Team bosses have played down suggestions that three-car teams could be on the F1 horizon, unless there is a major reduction in grid numbers.
Faced with the question that the sport might again be considering switching its format to have fewer teams running more cars, principals from either end of the pit-lane appeared united in claiming that the scenario would only occur if teams were forced to drop out for business reasons, rather than some being squeezed out to accommodate the new look.
“I think I'm correct in saying that, under current regulations, if the numbers of cars on the grid falls below a certain number, then certain teams are required to run three cars – but, as far as I know, there's been no discussion about three-car teams in the near future,” Marussia's John Booth explained, “Certainly, I've not been part of the discussions, [but] I assume it would need a big change in regulations to achieve that.”
Mercedes' Ross Brawn, a veteran of the fluctuating fortunes of F1 teams, confirmed Booth's assertion.
“I think it would be if we had some teams drop out and the number of entrants, the number of cars entered, dropped below a certain level, then we do have to support extra entries,” he confirmed.
Talk about three-car teams is going hand-in-hand with the suggestion – from the bigger teams – that customer cars are the best way to secure the integrity of the grid. The smaller teams, however, don't agree that that is the way that F1 should go.
“We're not a supporter of customer cars, we think the identity of the teams is important, the fact that the teams design and build their own cars is important,” Brawn continued, “However, if F1 faced a situation where we didn't have sufficient cars on the grid then, of course, a three-car team is a possibility - but only in those circumstances.”
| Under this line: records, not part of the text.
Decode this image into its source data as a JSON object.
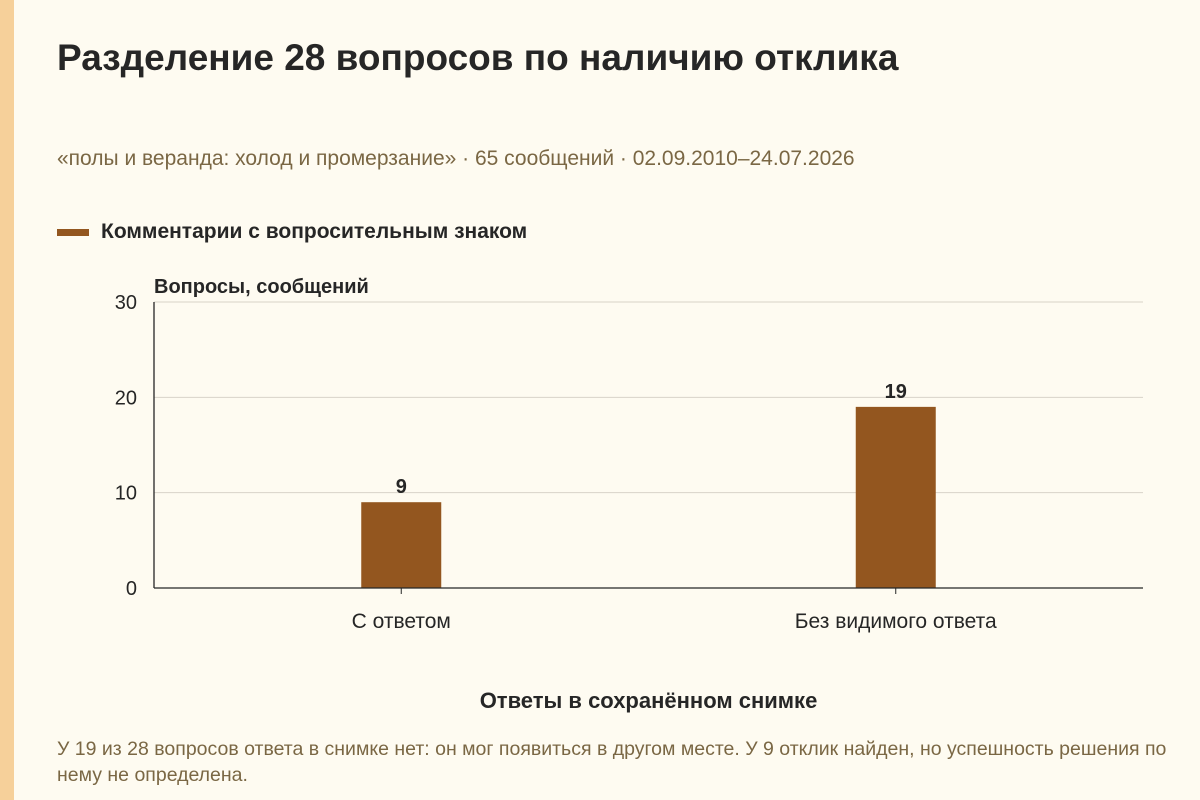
{
  "colors": {
    "bar": "#93561f",
    "accent_strip": "#f6d09a",
    "background": "#fefbf1",
    "muted_text": "#7a6744"
  },
  "chart_data": {
    "type": "bar",
    "title": "Разделение 28 вопросов по наличию отклика",
    "subtitle": "«полы и веранда: холод и промерзание» · 65 сообщений · 02.09.2010–24.07.2026",
    "xlabel": "Ответы в сохранённом снимке",
    "ylabel": "Вопросы, сообщений",
    "categories": [
      "С ответом",
      "Без видимого ответа"
    ],
    "series": [
      {
        "name": "Комментарии с вопросительным знаком",
        "values": [
          9,
          19
        ]
      }
    ],
    "ylim": [
      0,
      30
    ],
    "yticks": [
      0,
      10,
      20,
      30
    ],
    "data_labels": [
      "9",
      "19"
    ],
    "grid": true,
    "legend_position": "top-left"
  },
  "note": "У 19 из 28 вопросов ответа в снимке нет: он мог появиться в другом месте. У 9 отклик найден, но успешность решения по нему не определена."
}
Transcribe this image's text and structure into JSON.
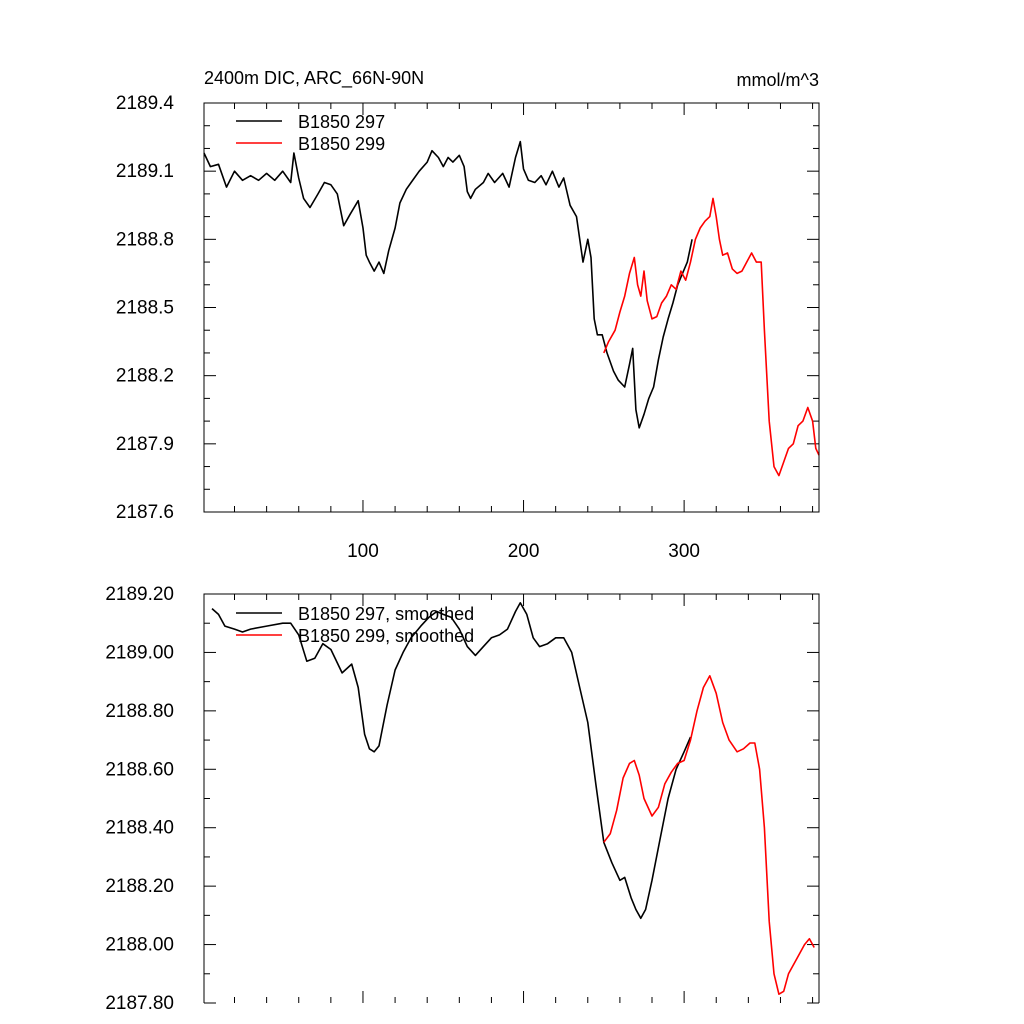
{
  "figure": {
    "title_left": "2400m DIC, ARC_66N-90N",
    "title_right": "mmol/m^3"
  },
  "chart_data": [
    {
      "type": "line",
      "title": "2400m DIC, ARC_66N-90N",
      "units": "mmol/m^3",
      "xlim": [
        1,
        384
      ],
      "ylim": [
        2187.6,
        2189.4
      ],
      "x_ticks": [
        100,
        200,
        300
      ],
      "x_tick_labels": [
        "100",
        "200",
        "300"
      ],
      "y_ticks": [
        2187.6,
        2187.9,
        2188.2,
        2188.5,
        2188.8,
        2189.1,
        2189.4
      ],
      "y_tick_labels": [
        "2187.6",
        "2187.9",
        "2188.2",
        "2188.5",
        "2188.8",
        "2189.1",
        "2189.4"
      ],
      "legend_position": "top-left",
      "series": [
        {
          "name": "B1850 297",
          "color": "#000000",
          "points": [
            [
              1,
              2189.18
            ],
            [
              5,
              2189.12
            ],
            [
              10,
              2189.13
            ],
            [
              15,
              2189.03
            ],
            [
              20,
              2189.1
            ],
            [
              25,
              2189.06
            ],
            [
              30,
              2189.08
            ],
            [
              35,
              2189.06
            ],
            [
              40,
              2189.09
            ],
            [
              45,
              2189.06
            ],
            [
              50,
              2189.1
            ],
            [
              55,
              2189.05
            ],
            [
              57,
              2189.18
            ],
            [
              60,
              2189.07
            ],
            [
              63,
              2188.98
            ],
            [
              67,
              2188.94
            ],
            [
              72,
              2189.0
            ],
            [
              76,
              2189.05
            ],
            [
              80,
              2189.04
            ],
            [
              84,
              2189.0
            ],
            [
              88,
              2188.86
            ],
            [
              92,
              2188.91
            ],
            [
              97,
              2188.97
            ],
            [
              100,
              2188.85
            ],
            [
              102,
              2188.73
            ],
            [
              104,
              2188.7
            ],
            [
              107,
              2188.66
            ],
            [
              110,
              2188.7
            ],
            [
              113,
              2188.65
            ],
            [
              116,
              2188.75
            ],
            [
              120,
              2188.85
            ],
            [
              123,
              2188.96
            ],
            [
              127,
              2189.02
            ],
            [
              130,
              2189.05
            ],
            [
              135,
              2189.1
            ],
            [
              140,
              2189.14
            ],
            [
              143,
              2189.19
            ],
            [
              147,
              2189.16
            ],
            [
              150,
              2189.12
            ],
            [
              153,
              2189.16
            ],
            [
              156,
              2189.14
            ],
            [
              160,
              2189.17
            ],
            [
              163,
              2189.12
            ],
            [
              165,
              2189.01
            ],
            [
              167,
              2188.98
            ],
            [
              170,
              2189.02
            ],
            [
              175,
              2189.05
            ],
            [
              178,
              2189.09
            ],
            [
              182,
              2189.05
            ],
            [
              187,
              2189.09
            ],
            [
              191,
              2189.03
            ],
            [
              195,
              2189.16
            ],
            [
              198,
              2189.23
            ],
            [
              200,
              2189.11
            ],
            [
              203,
              2189.06
            ],
            [
              207,
              2189.05
            ],
            [
              211,
              2189.08
            ],
            [
              214,
              2189.04
            ],
            [
              218,
              2189.1
            ],
            [
              222,
              2189.03
            ],
            [
              225,
              2189.07
            ],
            [
              229,
              2188.95
            ],
            [
              233,
              2188.9
            ],
            [
              237,
              2188.7
            ],
            [
              240,
              2188.8
            ],
            [
              242,
              2188.72
            ],
            [
              244,
              2188.45
            ],
            [
              246,
              2188.38
            ],
            [
              249,
              2188.38
            ],
            [
              252,
              2188.3
            ],
            [
              256,
              2188.22
            ],
            [
              259,
              2188.18
            ],
            [
              263,
              2188.15
            ],
            [
              266,
              2188.25
            ],
            [
              268,
              2188.32
            ],
            [
              270,
              2188.05
            ],
            [
              272,
              2187.97
            ],
            [
              275,
              2188.03
            ],
            [
              278,
              2188.1
            ],
            [
              281,
              2188.15
            ],
            [
              284,
              2188.27
            ],
            [
              287,
              2188.37
            ],
            [
              290,
              2188.45
            ],
            [
              293,
              2188.52
            ],
            [
              296,
              2188.6
            ],
            [
              299,
              2188.65
            ],
            [
              302,
              2188.7
            ],
            [
              305,
              2188.8
            ]
          ]
        },
        {
          "name": "B1850 299",
          "color": "#ff0000",
          "points": [
            [
              250,
              2188.3
            ],
            [
              253,
              2188.35
            ],
            [
              257,
              2188.4
            ],
            [
              260,
              2188.48
            ],
            [
              263,
              2188.55
            ],
            [
              266,
              2188.65
            ],
            [
              269,
              2188.72
            ],
            [
              271,
              2188.6
            ],
            [
              273,
              2188.55
            ],
            [
              275,
              2188.66
            ],
            [
              277,
              2188.53
            ],
            [
              280,
              2188.45
            ],
            [
              283,
              2188.46
            ],
            [
              286,
              2188.52
            ],
            [
              289,
              2188.55
            ],
            [
              292,
              2188.6
            ],
            [
              295,
              2188.58
            ],
            [
              298,
              2188.66
            ],
            [
              301,
              2188.62
            ],
            [
              304,
              2188.7
            ],
            [
              307,
              2188.8
            ],
            [
              310,
              2188.85
            ],
            [
              313,
              2188.88
            ],
            [
              316,
              2188.9
            ],
            [
              318,
              2188.98
            ],
            [
              320,
              2188.9
            ],
            [
              322,
              2188.8
            ],
            [
              324,
              2188.73
            ],
            [
              327,
              2188.74
            ],
            [
              330,
              2188.67
            ],
            [
              333,
              2188.65
            ],
            [
              336,
              2188.66
            ],
            [
              339,
              2188.7
            ],
            [
              342,
              2188.74
            ],
            [
              345,
              2188.7
            ],
            [
              348,
              2188.7
            ],
            [
              350,
              2188.4
            ],
            [
              353,
              2188.0
            ],
            [
              356,
              2187.8
            ],
            [
              359,
              2187.76
            ],
            [
              362,
              2187.82
            ],
            [
              365,
              2187.88
            ],
            [
              368,
              2187.9
            ],
            [
              371,
              2187.98
            ],
            [
              374,
              2188.0
            ],
            [
              377,
              2188.06
            ],
            [
              380,
              2188.0
            ],
            [
              382,
              2187.88
            ],
            [
              384,
              2187.85
            ]
          ]
        }
      ]
    },
    {
      "type": "line",
      "xlim": [
        1,
        384
      ],
      "ylim": [
        2187.8,
        2189.2
      ],
      "x_ticks": [
        100,
        200,
        300
      ],
      "y_ticks": [
        2187.8,
        2188.0,
        2188.2,
        2188.4,
        2188.6,
        2188.8,
        2189.0,
        2189.2
      ],
      "y_tick_labels": [
        "2187.80",
        "2188.00",
        "2188.20",
        "2188.40",
        "2188.60",
        "2188.80",
        "2189.00",
        "2189.20"
      ],
      "legend_position": "top-left",
      "series": [
        {
          "name": "B1850 297, smoothed",
          "color": "#000000",
          "points": [
            [
              6,
              2189.15
            ],
            [
              10,
              2189.13
            ],
            [
              14,
              2189.09
            ],
            [
              20,
              2189.08
            ],
            [
              25,
              2189.07
            ],
            [
              30,
              2189.08
            ],
            [
              40,
              2189.09
            ],
            [
              50,
              2189.1
            ],
            [
              55,
              2189.1
            ],
            [
              60,
              2189.06
            ],
            [
              65,
              2188.97
            ],
            [
              70,
              2188.98
            ],
            [
              75,
              2189.03
            ],
            [
              80,
              2189.01
            ],
            [
              87,
              2188.93
            ],
            [
              93,
              2188.96
            ],
            [
              97,
              2188.88
            ],
            [
              101,
              2188.72
            ],
            [
              104,
              2188.67
            ],
            [
              107,
              2188.66
            ],
            [
              110,
              2188.68
            ],
            [
              115,
              2188.82
            ],
            [
              120,
              2188.94
            ],
            [
              125,
              2189.0
            ],
            [
              130,
              2189.05
            ],
            [
              136,
              2189.09
            ],
            [
              141,
              2189.12
            ],
            [
              146,
              2189.14
            ],
            [
              150,
              2189.13
            ],
            [
              155,
              2189.12
            ],
            [
              160,
              2189.08
            ],
            [
              165,
              2189.02
            ],
            [
              170,
              2188.99
            ],
            [
              175,
              2189.02
            ],
            [
              180,
              2189.05
            ],
            [
              185,
              2189.06
            ],
            [
              190,
              2189.08
            ],
            [
              195,
              2189.14
            ],
            [
              198,
              2189.17
            ],
            [
              202,
              2189.13
            ],
            [
              206,
              2189.05
            ],
            [
              210,
              2189.02
            ],
            [
              215,
              2189.03
            ],
            [
              220,
              2189.05
            ],
            [
              225,
              2189.05
            ],
            [
              230,
              2189.0
            ],
            [
              235,
              2188.88
            ],
            [
              240,
              2188.76
            ],
            [
              245,
              2188.55
            ],
            [
              250,
              2188.35
            ],
            [
              255,
              2188.28
            ],
            [
              260,
              2188.22
            ],
            [
              263,
              2188.23
            ],
            [
              267,
              2188.16
            ],
            [
              270,
              2188.12
            ],
            [
              273,
              2188.09
            ],
            [
              276,
              2188.12
            ],
            [
              280,
              2188.22
            ],
            [
              285,
              2188.36
            ],
            [
              290,
              2188.5
            ],
            [
              295,
              2188.6
            ],
            [
              300,
              2188.66
            ],
            [
              304,
              2188.71
            ]
          ]
        },
        {
          "name": "B1850 299, smoothed",
          "color": "#ff0000",
          "points": [
            [
              250,
              2188.35
            ],
            [
              254,
              2188.38
            ],
            [
              258,
              2188.46
            ],
            [
              262,
              2188.57
            ],
            [
              266,
              2188.62
            ],
            [
              269,
              2188.63
            ],
            [
              272,
              2188.58
            ],
            [
              275,
              2188.5
            ],
            [
              280,
              2188.44
            ],
            [
              284,
              2188.47
            ],
            [
              288,
              2188.55
            ],
            [
              292,
              2188.59
            ],
            [
              296,
              2188.62
            ],
            [
              300,
              2188.63
            ],
            [
              304,
              2188.7
            ],
            [
              308,
              2188.8
            ],
            [
              312,
              2188.88
            ],
            [
              316,
              2188.92
            ],
            [
              320,
              2188.86
            ],
            [
              324,
              2188.76
            ],
            [
              328,
              2188.7
            ],
            [
              333,
              2188.66
            ],
            [
              337,
              2188.67
            ],
            [
              341,
              2188.69
            ],
            [
              344,
              2188.69
            ],
            [
              347,
              2188.6
            ],
            [
              350,
              2188.4
            ],
            [
              353,
              2188.08
            ],
            [
              356,
              2187.9
            ],
            [
              359,
              2187.83
            ],
            [
              362,
              2187.84
            ],
            [
              365,
              2187.9
            ],
            [
              370,
              2187.95
            ],
            [
              375,
              2188.0
            ],
            [
              378,
              2188.02
            ],
            [
              381,
              2187.99
            ]
          ]
        }
      ]
    }
  ]
}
While Booth admits that running two cars is tough enough for Marussia, Caterham's Cyril Abiteboul believes that customer cars is not the way forward, even if costs need to be reduced across the board to make it viable for the smaller teams.
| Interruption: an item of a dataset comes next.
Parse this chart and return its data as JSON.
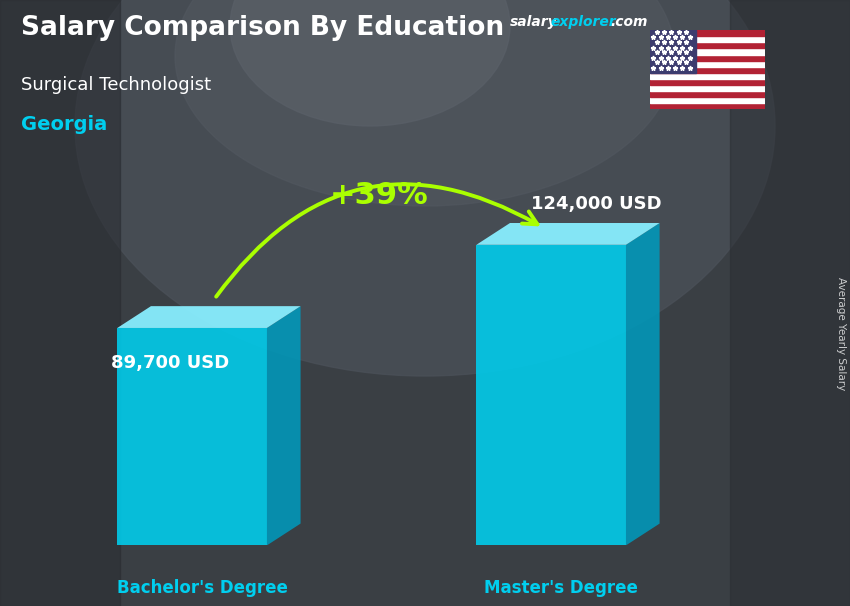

“I'm not in favour of customer cars [but], having said that, I think the situation we have is not necessarily sustainable,” the Frenchman insisted, “Clearly, an analysis must be made regarding what to do, and to make sure that we anticipate that correctly, [so that] there is also a gliding path to whatever solution is retained, whether it's a budget cap, RRA….
“If we're all at fifty or one hundred million budget, the show will be no different at all, so I think that we need to be sensible about that, make sure that we are doing the right thing. If a third car is one thing to do, why not, but [in the given] example, there were only eight teams, so I would like to hope that we are not one of the three teams that will be out of the game….”
“Obviously [the smaller teams] are outnumbered, but F1 knows very well that it cannot really live without everyone, so maybe the process is a bit less inclusive than it's been in the past. It's more the goodwill and the agenda in general, rather than who is sitting [on the F1 strategy group] that will make a difference.”